Zespół „NIESPODZIANKA” istnieje właściwie od maja 1998 roku. Założycielką i kierowniczką zespołu jest Pani Weronika Wilczyńska, która przed tym była długoletnią przewodniczącą Koła Godpodyń. Zespół liczy 12 pań, a akompaniuje im pięciu panów, grających na trąbce, akordeonie, perkusji i tamburynie.
Zespół posiada w swym repertuarze ludowe pieśni polskie, ukraińskie oraz chorwackie. Oprócz pieśni o typowo ludowym charakterze zespół wykonuje również kolędy i pastorałki, piosenki patriotyczne i kościelne.
Zespół znany jest przede wszystkim w powiecie bolesławieckim. Uczestniczy w wielu przeglądach i konkursach krajowych jak również międzynarodowych. Występuje na różnych uroczystościach na terenie powiatu, a nawet województwa. Grupa od 20 lat regularnie bierze udział w Festiwalu Kultury Południowo-Słowiańskiej w Bolesławcu, kilkakrotnie zdobywając wyróżnienia. Od około 15 lat śpiewają również podczas Bogatyńskiego Międzynarodowym Festiwalu Piosenkarzy Dojrzałych "Śpiewający Seniorzy". Występują też w Ojcowicach na Festiwalu Piosenki i Folkloru, w Chojnowie na przeglądzie Piosenki Religijno-Patriotycznej, gdzie zdołali już trzykrotnie zdobyć pierwsze miejsce a raz drugie i trzecie. Drugie miejsce zdobyli w Kobierzycach na Festiwalu Piosenki Ludowej, a w Krotoszycach na Przeglądzie Zespołów Ludowych miejsce pierwsze. Zobaczyć i usłyszeć można było zespół także na Przeglądzie Piosenki Śpiewająca Wieś, na dożynkach w Lubuskiem, gdzie otrzymali pierwsze miejsce. Już od wielu lat jeżdżą do Lichenia, gdzie też odbywa się zjazd Kół Gospodyń Wiejskich. Występowali tam kilkakrotnie zdobywając wyróżnienia oraz pierwsze miejsce. Natomiast na przeglądzie w Gminie Polkowice okazali się najlepsi spośród 38 zespołów i otrzymali nagrodę pieniężną, za którą zakupili sobie materiał na kamizelki do strojów ludowych.
Zespół ma stroje polskie i chorwackie. Nie są to oryginalne stroje, lecz wzorowane na innych.
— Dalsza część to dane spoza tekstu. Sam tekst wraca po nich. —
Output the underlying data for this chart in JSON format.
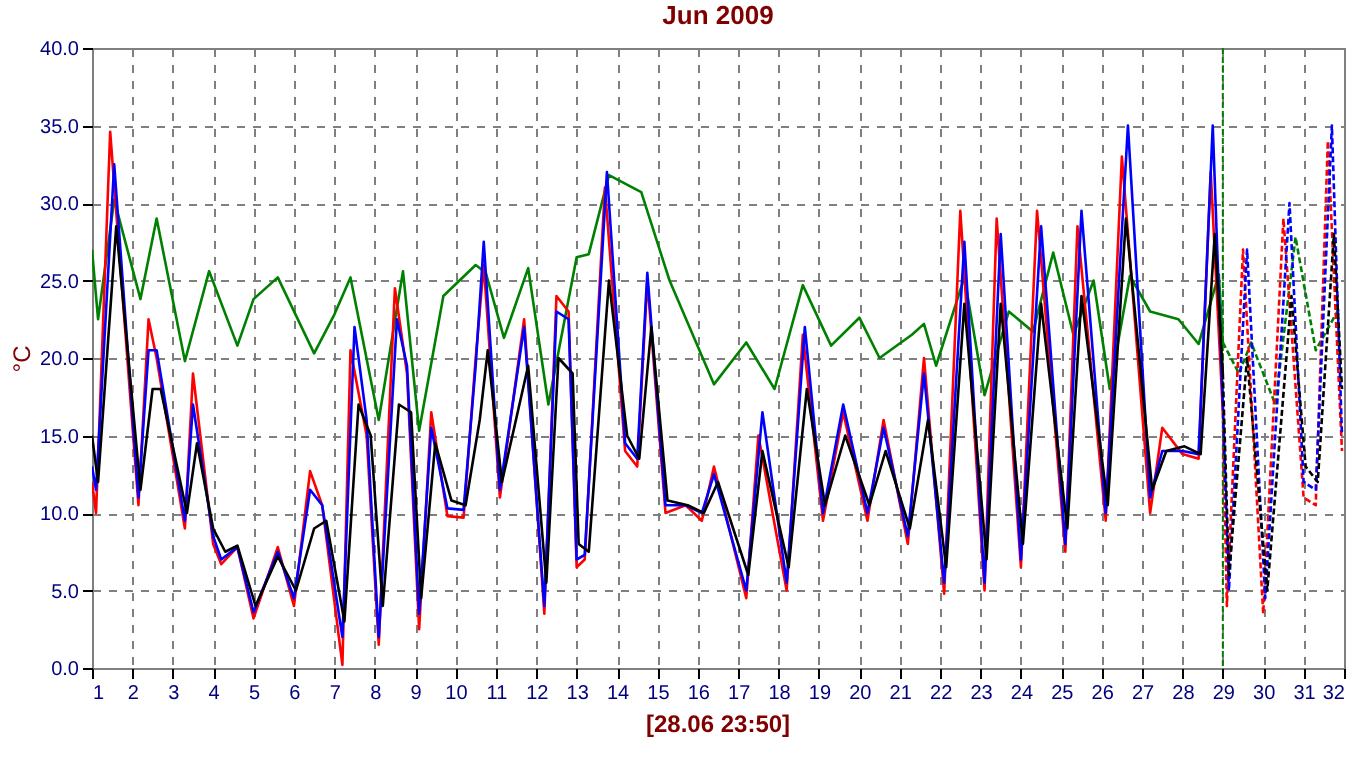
{
  "chart_data": {
    "type": "line",
    "title": "Jun 2009",
    "ylabel": "°C",
    "annotations": [
      "[28.06 23:50]"
    ],
    "xlim": [
      1,
      32
    ],
    "xticks": [
      1,
      2,
      3,
      4,
      5,
      6,
      7,
      8,
      9,
      10,
      11,
      12,
      13,
      14,
      15,
      16,
      17,
      18,
      19,
      20,
      21,
      22,
      23,
      24,
      25,
      26,
      27,
      28,
      29,
      30,
      31,
      32
    ],
    "ylim": [
      0,
      40
    ],
    "yticks": [
      {
        "value": 0,
        "label": "0.0"
      },
      {
        "value": 5,
        "label": "5.0"
      },
      {
        "value": 10,
        "label": "10.0"
      },
      {
        "value": 15,
        "label": "15.0"
      },
      {
        "value": 20,
        "label": "20.0"
      },
      {
        "value": 25,
        "label": "25.0"
      },
      {
        "value": 30,
        "label": "30.0"
      },
      {
        "value": 35,
        "label": "35.0"
      },
      {
        "value": 40,
        "label": "40.0"
      }
    ],
    "grid": true,
    "ref_lines": [
      {
        "axis": "x",
        "value": 29,
        "color": "#008000",
        "line_style": "dashed"
      }
    ],
    "series": [
      {
        "color": "#008000",
        "line_style": "solid",
        "x": [
          1.0,
          1.15,
          1.55,
          2.2,
          2.6,
          3.3,
          3.9,
          4.6,
          5.0,
          5.6,
          6.5,
          7.0,
          7.4,
          8.1,
          8.7,
          9.1,
          9.7,
          10.5,
          10.75,
          11.2,
          11.8,
          12.3,
          13.0,
          13.3,
          13.8,
          14.6,
          15.3,
          16.4,
          17.2,
          17.9,
          18.6,
          19.3,
          20.0,
          20.5,
          21.3,
          21.6,
          21.9,
          22.6,
          23.1,
          23.7,
          24.3,
          24.8,
          25.3,
          25.8,
          26.2,
          26.7,
          27.2,
          27.9,
          28.4,
          28.9,
          29.0
        ],
        "values": [
          27,
          22.5,
          30.2,
          23.8,
          29,
          19.8,
          25.6,
          20.8,
          23.8,
          25.2,
          20.3,
          22.8,
          25.2,
          16,
          25.6,
          15.3,
          24,
          26,
          25.5,
          21.3,
          25.8,
          17,
          26.5,
          26.7,
          31.8,
          30.7,
          25,
          18.3,
          21,
          18,
          24.7,
          20.8,
          22.6,
          20,
          21.5,
          22.2,
          19.5,
          25.2,
          17.6,
          23,
          21.7,
          26.8,
          21.5,
          25,
          18,
          25.3,
          23,
          22.5,
          20.9,
          25.4,
          21
        ]
      },
      {
        "color": "#ff0000",
        "line_style": "solid",
        "x": [
          1.0,
          1.1,
          1.45,
          2.15,
          2.4,
          2.6,
          3.3,
          3.5,
          4.0,
          4.2,
          4.6,
          5.0,
          5.6,
          6.0,
          6.4,
          6.7,
          7.2,
          7.4,
          7.8,
          8.1,
          8.5,
          8.8,
          9.1,
          9.4,
          9.8,
          10.2,
          10.5,
          10.7,
          11.1,
          11.7,
          12.2,
          12.5,
          12.8,
          13.0,
          13.2,
          13.7,
          14.2,
          14.5,
          14.75,
          15.2,
          15.7,
          16.1,
          16.4,
          17.2,
          17.5,
          18.2,
          18.6,
          19.1,
          19.6,
          20.2,
          20.6,
          21.2,
          21.6,
          22.1,
          22.5,
          23.1,
          23.4,
          24.0,
          24.4,
          25.1,
          25.4,
          26.1,
          26.5,
          27.2,
          27.5,
          28.0,
          28.4,
          28.7,
          29.0
        ],
        "values": [
          12,
          10,
          34.6,
          10.5,
          22.5,
          20,
          9,
          19,
          8,
          6.7,
          7.8,
          3.2,
          7.8,
          4,
          12.7,
          10.5,
          0.2,
          20.5,
          15,
          1.5,
          24.5,
          19,
          2.5,
          16.5,
          9.8,
          9.7,
          20,
          26,
          11,
          22.5,
          3.5,
          24,
          23,
          6.5,
          7,
          31,
          14,
          13,
          25,
          10,
          10.5,
          9.5,
          13,
          4.5,
          15,
          5,
          21.5,
          9.5,
          16.5,
          9.5,
          16,
          8,
          20,
          4.8,
          29.5,
          5,
          29,
          6.5,
          29.5,
          7.5,
          28.5,
          9.5,
          33,
          10,
          15.5,
          13.8,
          13.5,
          32,
          16.5
        ]
      },
      {
        "color": "#0000ff",
        "line_style": "solid",
        "x": [
          1.0,
          1.1,
          1.55,
          2.15,
          2.4,
          2.6,
          3.3,
          3.5,
          4.0,
          4.2,
          4.6,
          5.0,
          5.6,
          6.0,
          6.4,
          6.7,
          7.2,
          7.5,
          7.8,
          8.1,
          8.55,
          8.8,
          9.1,
          9.4,
          9.8,
          10.2,
          10.5,
          10.7,
          11.1,
          11.7,
          12.2,
          12.5,
          12.8,
          13.0,
          13.2,
          13.75,
          14.2,
          14.5,
          14.75,
          15.2,
          15.7,
          16.1,
          16.4,
          17.2,
          17.6,
          18.2,
          18.65,
          19.1,
          19.6,
          20.2,
          20.6,
          21.2,
          21.6,
          22.1,
          22.6,
          23.1,
          23.5,
          24.0,
          24.5,
          25.1,
          25.5,
          26.1,
          26.65,
          27.2,
          27.5,
          28.0,
          28.4,
          28.75,
          29.0
        ],
        "values": [
          13,
          11.5,
          32.5,
          11,
          20.5,
          20.5,
          9.5,
          17,
          8.5,
          7,
          7.8,
          3.6,
          7.5,
          4.5,
          11.5,
          10.5,
          2,
          22,
          16,
          2,
          22.5,
          19.5,
          3.5,
          15.5,
          10.3,
          10.2,
          19.5,
          27.5,
          11.5,
          22,
          4,
          23,
          22.5,
          7,
          7.3,
          32,
          14.5,
          13.5,
          25.5,
          10.5,
          10.5,
          10,
          12.5,
          5,
          16.5,
          5.5,
          22,
          10,
          17,
          10,
          15.5,
          8.5,
          19,
          5.5,
          27.5,
          5.5,
          28,
          7,
          28.5,
          8,
          29.5,
          10,
          35,
          11,
          14,
          14,
          13.8,
          35,
          17
        ]
      },
      {
        "color": "#000000",
        "line_style": "solid",
        "x": [
          1.0,
          1.15,
          1.6,
          2.2,
          2.5,
          2.7,
          3.35,
          3.6,
          4.0,
          4.3,
          4.6,
          5.05,
          5.6,
          6.05,
          6.5,
          6.8,
          7.25,
          7.6,
          7.9,
          8.2,
          8.6,
          8.9,
          9.15,
          9.5,
          9.9,
          10.25,
          10.6,
          10.8,
          11.15,
          11.8,
          12.25,
          12.55,
          12.9,
          13.05,
          13.3,
          13.8,
          14.25,
          14.55,
          14.85,
          15.25,
          15.75,
          16.15,
          16.5,
          17.25,
          17.6,
          18.25,
          18.7,
          19.15,
          19.65,
          20.25,
          20.65,
          21.25,
          21.7,
          22.15,
          22.6,
          23.15,
          23.5,
          24.05,
          24.5,
          25.15,
          25.5,
          26.15,
          26.6,
          27.25,
          27.6,
          28.05,
          28.45,
          28.8,
          29.0
        ],
        "values": [
          15,
          12,
          28.5,
          11.5,
          18,
          18,
          10,
          14.5,
          9,
          7.5,
          7.9,
          4,
          7.2,
          5,
          9,
          9.5,
          3,
          17,
          15,
          4,
          17,
          16.5,
          4.5,
          14.5,
          10.8,
          10.5,
          16,
          20.5,
          12,
          19.5,
          5.5,
          20,
          19,
          8,
          7.5,
          25,
          15,
          13.5,
          22,
          10.8,
          10.5,
          10,
          12,
          6,
          14,
          6.5,
          18,
          10.5,
          15,
          10.5,
          14,
          9,
          16,
          6.5,
          23.5,
          7,
          23.5,
          8,
          23.5,
          9,
          24,
          10.5,
          29,
          11.5,
          14,
          14.3,
          13.8,
          28,
          19
        ]
      },
      {
        "color": "#008000",
        "line_style": "dashed",
        "x": [
          29.0,
          29.4,
          29.7,
          30.3,
          30.8,
          31.3,
          31.9
        ],
        "values": [
          21,
          19,
          21,
          17,
          27.8,
          20.5,
          23.3
        ]
      },
      {
        "color": "#ff0000",
        "line_style": "dashed",
        "x": [
          29.0,
          29.1,
          29.5,
          30.0,
          30.5,
          31.0,
          31.3,
          31.6,
          31.95
        ],
        "values": [
          16.5,
          4,
          27,
          3.5,
          29,
          11,
          10.5,
          34,
          14
        ]
      },
      {
        "color": "#0000ff",
        "line_style": "dashed",
        "x": [
          29.0,
          29.15,
          29.6,
          30.05,
          30.65,
          31.0,
          31.3,
          31.7,
          31.95
        ],
        "values": [
          17,
          5,
          27,
          4.5,
          30,
          12,
          11.5,
          35,
          15
        ]
      },
      {
        "color": "#000000",
        "line_style": "dashed",
        "x": [
          29.0,
          29.15,
          29.6,
          30.1,
          30.7,
          31.05,
          31.35,
          31.75,
          31.95
        ],
        "values": [
          19,
          6,
          20,
          5,
          24,
          13,
          12,
          28,
          18
        ]
      }
    ]
  }
}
Pani Weronika sama zaprojektowała i zakupiła materiał na stroje chorwackie, koszt szycia, których pokryła gmina. Najczęściej występują w strojach podkarpackich: kamizelka czerwona wyszywana cekinami, biały fartuszek, kolorowa spódnica czarna w czerwone kwiatki i do tego biała bluzka. Stroje dolnośląskie natomiast ufundowała gmina z okazji 10-lecia zespołu.
Swoje pomieszczenie Niespodzianka ma w domu kultury w Tomaszowie Bolesławieckim. tam się spotyka, przeprowadza próby. Próby odbywają się we środy. W pomieszczeniu przechowywane są również pamiątki zespołu: materiały promocyjne, dyplomy, puchary i nagrody. Zapytani o obecność kultury jugosłowiańskiej w swojej twórczości i strojach, przyznają, że jest to część ich dziedzictwa kulturowego. Pieśni i tańce niektórzy członkowie grupy, znają z domów rodzinnych. I to pragną też przekazać kolejnym pokoleniom.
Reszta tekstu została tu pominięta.